Electrical wiring help please
The problem is, with everything hooked up, as soon as I go to connect the battery, the horns start going off. I believe I've checked every possible ground with a multi meter and they were all safely grounded. Two other anomalies with this are 1. the fuel gauge isn't working and 2. the 25 amp fuse for the a/c and TCS blows every time I turn the key (none of the TCS components are hooked up). I disconnected the horns and reattached the battery but started to see a small amount of smoke near the horn relay so I quickly stopped that. I have the assembly manual and don't think there's much room to mess up the connections, especially with new harnesses. I didn't replace the horn relay during the rebuild but am starting to wonder if it's the culprit. Anyway, I'm not very savvy with circuits and the electrical side of things and I've been at this for days now. Any help would be really appreciated!
Chad
The BLACK wire going to your horn relay is the CONTROL wire from the horn button/steering column...and when the horn button is pressed...this BLACK wire gets GROUNDED....thus causes the DARK GREEN wire (that goes to the horns....get battery power and blows the horns.
If checking each circuit is required due to the wires are not correctly installed in the bulkhead connectors....MAN....that would just 'tick' me off.

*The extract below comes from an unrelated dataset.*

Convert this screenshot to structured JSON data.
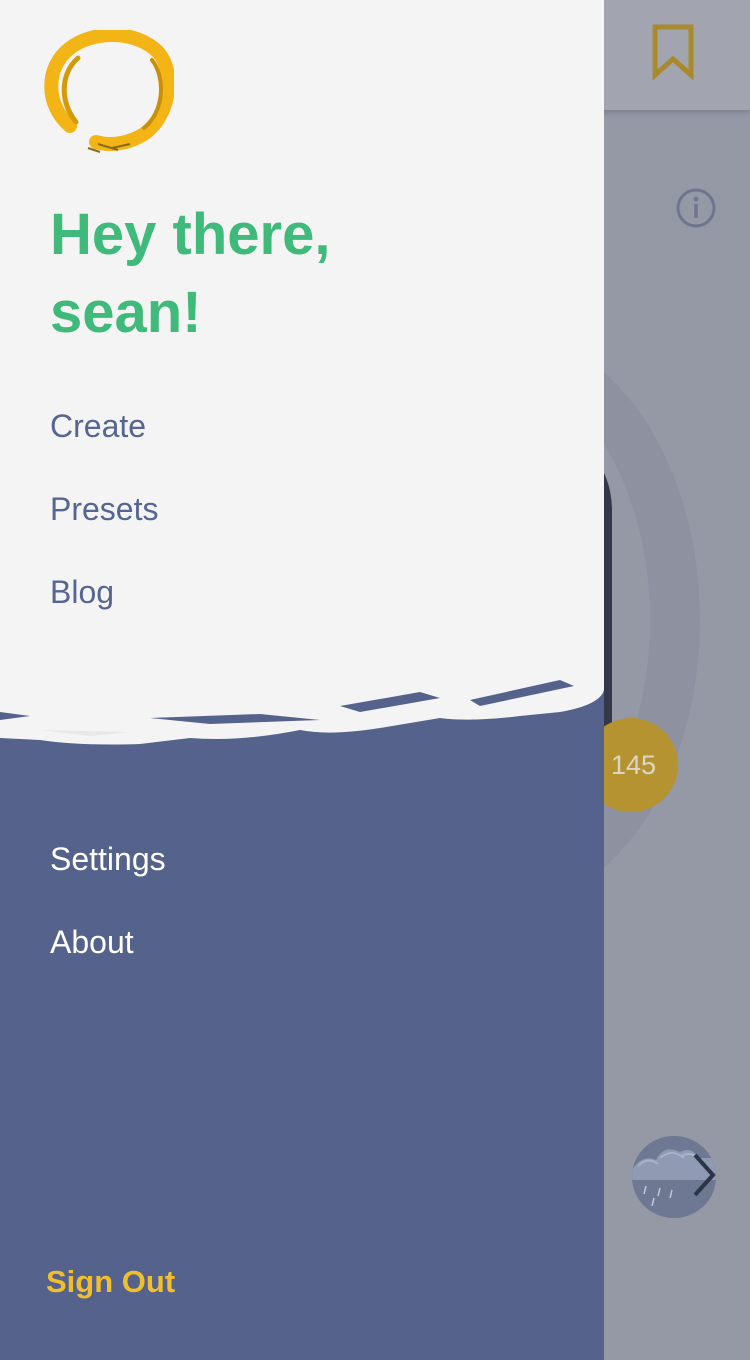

ON the A/C TCS fuse....look at your wiring diagram and check it and see if the wire that is going to whatever the fuse is protecting is NOT grounded. I bet that if your pull the fuse...the inner terminal that holds the fuse in the fuse panel will be grounded.. IF it is....just make sure that the end of this circuit weir is NOT connected to what it is supposed to go to and check it again. IF it is still grounded...you have to find the area where this wire is touching something steel in the cart that is grounded. IF when you disconnect the wire from where it is supposed to go to and there is NO GROUND...then connect the wire terminals ( depending on how many there are int hat circuit) and see which one causes the fuse to blow.
AS for the fuel gauge.....I would make sure that the BRAKE warning light works...if it does...GOOD....IF not...then look at the GAUGE fuse. 0 to 90 ohms is what your sending unit is using to make the fuel gauge work. Assuming that is is good. You want to make sure the rear body wiring harness is connected to the dash harness and that none of the terminals are coming out. And that the GROUND going to the fuel sending unit is GOOD. The 'good' part is that you cans see and manually actuate the float in an empty fuel tank to check the ohms the sending unit is putting out. A good solid bent wire is what I use.